In desperate need of prayers. I am a yoyo of emotions. One minute I'm filled with hope, the next I'm devastated. My husband of 17 years( who left 8 months ago and filed for divorce) is currently talking to other women- he just admitted. I keep thinking with his recent actions ( too many to mention) he is going through mid life crisis. Have been praying so hard but this new sin is a big blow to my hope! Please God! I'm crying out. You hear my prayers, you know my heart. I know he has free will but these constant blows are sooooo painful. How much longer will I have to endure till restoration? I'm trying to be patient but it gets so hard sometimes. The world screams " get on with my life! I have too much to overcome with trust, forgiveness, love, betrayal, rejection, etc... I am attractive and can find someone better" but my heart says you can help me overcome all of that. You can restore, open heart and eyes, etc. I am broken but still standing! When will fruits appear, when will signs of reconciliation show?

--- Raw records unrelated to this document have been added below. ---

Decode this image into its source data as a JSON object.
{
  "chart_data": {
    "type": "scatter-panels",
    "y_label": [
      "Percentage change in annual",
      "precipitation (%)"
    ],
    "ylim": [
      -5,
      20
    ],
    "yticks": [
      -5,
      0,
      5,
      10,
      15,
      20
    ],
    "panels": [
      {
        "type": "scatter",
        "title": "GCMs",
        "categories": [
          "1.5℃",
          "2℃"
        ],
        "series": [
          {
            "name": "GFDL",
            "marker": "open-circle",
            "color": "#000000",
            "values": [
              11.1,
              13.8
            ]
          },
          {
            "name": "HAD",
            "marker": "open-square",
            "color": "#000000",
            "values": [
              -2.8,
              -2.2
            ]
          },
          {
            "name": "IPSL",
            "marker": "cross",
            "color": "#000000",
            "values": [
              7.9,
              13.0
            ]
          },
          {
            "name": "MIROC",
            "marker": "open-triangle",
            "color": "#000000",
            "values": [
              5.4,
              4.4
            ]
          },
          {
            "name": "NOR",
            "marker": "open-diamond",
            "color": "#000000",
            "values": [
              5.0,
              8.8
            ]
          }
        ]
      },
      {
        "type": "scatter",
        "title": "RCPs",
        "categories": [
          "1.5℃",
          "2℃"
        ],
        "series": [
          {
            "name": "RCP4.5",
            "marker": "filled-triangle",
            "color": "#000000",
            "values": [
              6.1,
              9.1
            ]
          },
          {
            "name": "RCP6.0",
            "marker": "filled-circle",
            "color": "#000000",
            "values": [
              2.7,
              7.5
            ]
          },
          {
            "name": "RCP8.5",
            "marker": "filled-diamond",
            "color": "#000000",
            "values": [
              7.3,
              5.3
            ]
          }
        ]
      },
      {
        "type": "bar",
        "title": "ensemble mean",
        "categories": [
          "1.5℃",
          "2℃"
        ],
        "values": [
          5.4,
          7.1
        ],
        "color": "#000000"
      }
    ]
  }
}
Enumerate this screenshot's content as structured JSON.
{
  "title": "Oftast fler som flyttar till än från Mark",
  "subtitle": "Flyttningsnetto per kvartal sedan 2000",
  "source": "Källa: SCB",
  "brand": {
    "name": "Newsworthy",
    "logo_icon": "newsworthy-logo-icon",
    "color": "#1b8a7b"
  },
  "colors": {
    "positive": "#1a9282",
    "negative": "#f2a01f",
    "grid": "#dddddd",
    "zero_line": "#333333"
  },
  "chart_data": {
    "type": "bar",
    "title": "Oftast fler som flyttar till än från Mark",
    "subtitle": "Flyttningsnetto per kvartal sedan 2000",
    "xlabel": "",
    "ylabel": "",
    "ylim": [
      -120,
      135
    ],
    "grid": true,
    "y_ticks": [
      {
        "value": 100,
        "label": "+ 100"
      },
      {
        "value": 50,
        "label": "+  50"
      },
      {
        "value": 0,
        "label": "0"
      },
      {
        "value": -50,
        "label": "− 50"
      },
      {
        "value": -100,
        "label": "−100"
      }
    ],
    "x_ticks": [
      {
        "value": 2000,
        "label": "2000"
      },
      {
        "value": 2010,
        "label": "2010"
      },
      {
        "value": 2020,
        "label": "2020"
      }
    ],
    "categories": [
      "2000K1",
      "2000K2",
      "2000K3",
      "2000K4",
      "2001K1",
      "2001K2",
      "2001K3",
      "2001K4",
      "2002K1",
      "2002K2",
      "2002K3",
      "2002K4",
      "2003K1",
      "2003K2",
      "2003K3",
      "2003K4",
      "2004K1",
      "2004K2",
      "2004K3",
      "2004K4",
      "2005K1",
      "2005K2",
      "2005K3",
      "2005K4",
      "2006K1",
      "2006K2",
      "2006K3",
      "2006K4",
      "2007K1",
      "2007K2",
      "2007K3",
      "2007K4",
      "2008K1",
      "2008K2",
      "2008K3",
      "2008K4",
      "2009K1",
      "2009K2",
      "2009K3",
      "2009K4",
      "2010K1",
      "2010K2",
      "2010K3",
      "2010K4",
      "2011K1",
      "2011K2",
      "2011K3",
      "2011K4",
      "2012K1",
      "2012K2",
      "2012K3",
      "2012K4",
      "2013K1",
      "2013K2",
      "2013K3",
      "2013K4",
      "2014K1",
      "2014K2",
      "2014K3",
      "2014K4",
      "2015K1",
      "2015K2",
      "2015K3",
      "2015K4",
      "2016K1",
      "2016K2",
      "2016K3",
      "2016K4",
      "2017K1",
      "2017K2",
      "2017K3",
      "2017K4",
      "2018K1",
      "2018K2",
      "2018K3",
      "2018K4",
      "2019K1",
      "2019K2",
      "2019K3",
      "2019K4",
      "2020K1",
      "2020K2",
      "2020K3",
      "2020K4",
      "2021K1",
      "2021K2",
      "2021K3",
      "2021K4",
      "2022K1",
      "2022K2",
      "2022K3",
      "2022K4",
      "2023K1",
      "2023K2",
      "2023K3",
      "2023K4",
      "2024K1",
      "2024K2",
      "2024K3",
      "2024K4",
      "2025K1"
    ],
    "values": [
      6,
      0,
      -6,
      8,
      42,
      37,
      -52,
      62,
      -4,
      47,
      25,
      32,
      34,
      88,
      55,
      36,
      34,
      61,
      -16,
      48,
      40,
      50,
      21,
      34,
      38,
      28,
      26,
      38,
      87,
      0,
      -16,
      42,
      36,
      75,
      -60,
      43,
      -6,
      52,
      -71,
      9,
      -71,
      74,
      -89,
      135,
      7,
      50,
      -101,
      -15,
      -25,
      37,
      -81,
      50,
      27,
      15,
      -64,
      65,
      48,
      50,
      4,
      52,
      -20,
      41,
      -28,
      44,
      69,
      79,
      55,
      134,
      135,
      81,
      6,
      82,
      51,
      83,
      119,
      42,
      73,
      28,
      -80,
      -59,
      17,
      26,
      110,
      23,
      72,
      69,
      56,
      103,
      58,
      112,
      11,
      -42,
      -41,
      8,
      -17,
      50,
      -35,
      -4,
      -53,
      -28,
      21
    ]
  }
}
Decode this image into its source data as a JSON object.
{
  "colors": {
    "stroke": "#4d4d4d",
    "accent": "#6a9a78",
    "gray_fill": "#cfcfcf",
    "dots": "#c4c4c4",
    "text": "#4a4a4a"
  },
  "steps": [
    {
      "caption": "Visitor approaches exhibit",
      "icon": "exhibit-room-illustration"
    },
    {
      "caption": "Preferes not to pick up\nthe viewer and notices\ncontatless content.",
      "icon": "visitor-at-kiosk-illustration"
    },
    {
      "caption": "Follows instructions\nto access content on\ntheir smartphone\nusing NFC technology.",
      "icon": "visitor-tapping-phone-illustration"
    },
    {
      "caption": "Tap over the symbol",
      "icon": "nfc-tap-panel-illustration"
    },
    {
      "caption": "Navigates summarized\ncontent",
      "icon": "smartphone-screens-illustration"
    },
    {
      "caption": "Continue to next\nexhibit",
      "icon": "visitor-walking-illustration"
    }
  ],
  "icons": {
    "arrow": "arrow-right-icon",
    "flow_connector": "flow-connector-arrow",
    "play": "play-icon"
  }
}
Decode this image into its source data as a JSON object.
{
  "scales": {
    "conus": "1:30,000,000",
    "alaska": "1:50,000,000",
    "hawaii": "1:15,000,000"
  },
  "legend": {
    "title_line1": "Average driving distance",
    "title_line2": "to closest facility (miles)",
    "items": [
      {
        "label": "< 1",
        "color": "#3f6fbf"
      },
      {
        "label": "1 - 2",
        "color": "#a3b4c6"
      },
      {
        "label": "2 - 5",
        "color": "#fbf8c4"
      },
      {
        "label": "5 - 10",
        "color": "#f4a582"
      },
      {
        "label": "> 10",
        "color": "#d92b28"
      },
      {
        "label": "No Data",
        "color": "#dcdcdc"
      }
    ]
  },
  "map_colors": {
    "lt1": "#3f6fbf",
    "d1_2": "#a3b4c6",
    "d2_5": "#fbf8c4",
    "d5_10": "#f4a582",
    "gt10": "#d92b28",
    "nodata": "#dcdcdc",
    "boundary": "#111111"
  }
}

Please pray for me, my spouse, our 13 year old and our 3 year old! I am weak at the moment and need prayer warriors desperately!
Thank you in advance!
I'm sorry to hear about your relationship troubles. You are doing the right thing turning to God in your adversity. I encourage you to keep praying for your husband as will I. God bless you and I hope you can continue to find comfort from God and His children.